The problem is real. Many of the features that make Joomla useful for a particular project (beyond a plain web portal) are component-based. Some, indeed few, of those components are not open source nor free. And they’re not free because they’re substantive work that lacks equivalent competitors. They get done because they can be sold.
More sensible than it seems
The GNU-licensing problem does not affect custom-built code. You can charge for a custom-built component, and not distribute it at all. But if you do distribute it, it is understood that (unless it’s so substative it’s not “derivative”) it should be distributed as open source with a GNU license.
How many components will the community lose? It’s debatable. Those serious enough will probably decide they are not “derivative”, but there’s justified fear than a few may directly drop Joomla support and turn to the estranged sibling, Mambo (currently branching significantly away from the Joomla code), or even other CMSs.
Will it affect developers? Hardly. Most of their Joomla work is custom: either custom development, or customization. It does not come under the scope of the licensing policy since it’s never licensed as a finalised, packaged piece of code. That is only done by a tiny percentage of developers.
So why the hooplah? Because those very few non-free, non-GNU components are the very top of the crew. They transform Joomla into a full competitor of products by large players. Some allow for full-blown magazines, or business directories, or support centers. But most of those small developers are not likely to fork out serious money for solid legal advice… and if they don’t feel safe, they may bolt. And they may, because their work is substantial: it does not require Joomla (it could run on Mambo, and it could be modified for others).
That is not the most feared consequence. The real problem is that, in order to charge for their work, leading-edge developers of high-value components may not distribute their work at all. They would make a handsome living with custom installations, but the price of those (since they’d be fewer due to lack of time) would push those functionalities beyond the reach of the wider community… which is used to paying nothing for their software.

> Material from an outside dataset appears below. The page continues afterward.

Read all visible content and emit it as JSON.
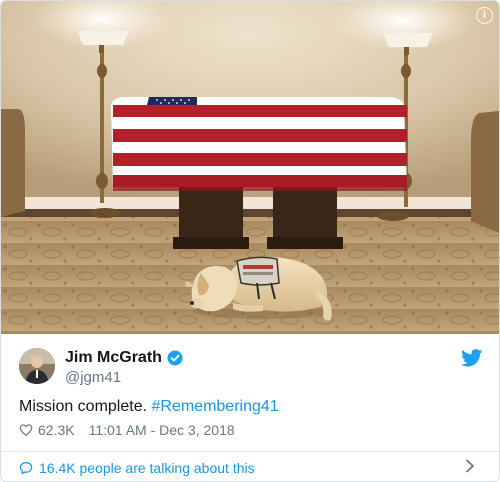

All in all, it’s a pretty interesting situation. It will probably encourage the drawing of sensible and clear lines between what is “derivative” and what is not. It will standarise a way of licensing derivative work in a very relevant (for web development) field. And it will provide a real-world, no-holds-barred-and-no-lines-smudged test for the viability of such a hybrid ecosystem.
Either Joomla thrives (and changes the world a little bit more), or it sinks.